Rickard Falkvinge, oltre a denunciare le intenzioni dell’Europa, aveva proposto una sorta di petizione per bloccare il provvedimento: molti cittadini hanno iniziato a inviare delle e-mail agli eletti al Parlamento Europeo, chiedendo di votare contro la proposta di legge. Christian Engström, un parlamentare del Piratpatiet svedese, ha ricevuto 350 messaggi in una giornata soltanto. Tuttavia, improvvisamente non ha più trovato traccia di altre e-mail del genere perché i tecnici informatici hanno marcato queste richieste come SPAM.
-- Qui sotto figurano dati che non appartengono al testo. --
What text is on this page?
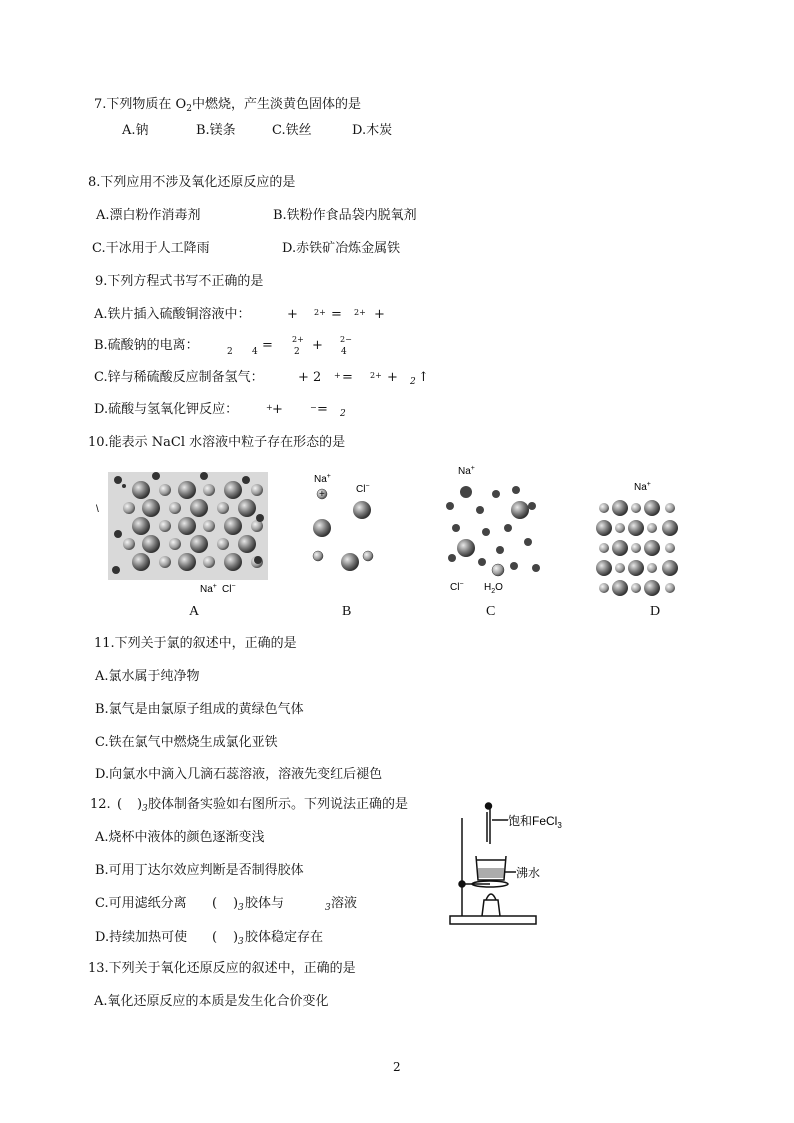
7.下列物质在 $O_2$中燃烧，产生淡黄色固体的是
A.钠	B.镁条	C.铁丝	D.木炭
8.下列应用不涉及氧化还原反应的是
A.漂白粉作消毒剂	B.铁粉作食品袋内脱氧剂
C.干冰用于人工降雨	D.赤铁矿冶炼金属铁
9.下列方程式书写不正确的是
A.铁片插入硫酸铜溶液中：	+ 2+ = 2+ +
B.硫酸钠的电离：	2 4 = 2+
2 + 2−
4
C.锌与稀硫酸反应制备氢气：	+ 2 + = 2+ + 2 ↑
D.硫酸与氢氧化钾反应：	+ +	− = 2
10.能表示 NaCl 水溶液中粒子存在形态的是
\
Na+ Cl−
A
Na+
+	Cl−
B
Na+
Cl− $H_2O$
C
Na+
D
11.下列关于氯的叙述中，正确的是
A.氯水属于纯净物
B.氯气是由氯原子组成的黄绿色气体
C.铁在氯气中燃烧生成氯化亚铁
D.向氯水中滴入几滴石蕊溶液，溶液先变红后褪色
12. ( ) 3 胶体制备实验如右图所示。下列说法正确的是
A.烧杯中液体的颜色逐渐变浅
B.可用丁达尔效应判断是否制得胶体
C.可用滤纸分离 ( ) 3 胶体与	3 溶液
D.持续加热可使 ( ) 3 胶体稳定存在
饱和FeCl$_3$
沸水
13.下列关于氧化还原反应的叙述中，正确的是
A.氧化还原反应的本质是发生化合价变化
2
La posta elettronica ricevuta da Engström e altri parlamentari non conteneva delle parole-chiave identificabili come SPAM, perciò il blocco dei messaggi non è imputabile a un algoritmo di prevenzione delle intrusioni. L’Unione Europea ha consciamente boicottato l’intervento dei cittadini nei meccanismi della democrazia: gli eletti dovrebbero essere i portavoce del popolo e, di conseguenza, interpretare il sentimento della nazione che rappresentano. Non è importante quale sia l’argomento. L’Europa, però, non vuole intromissioni.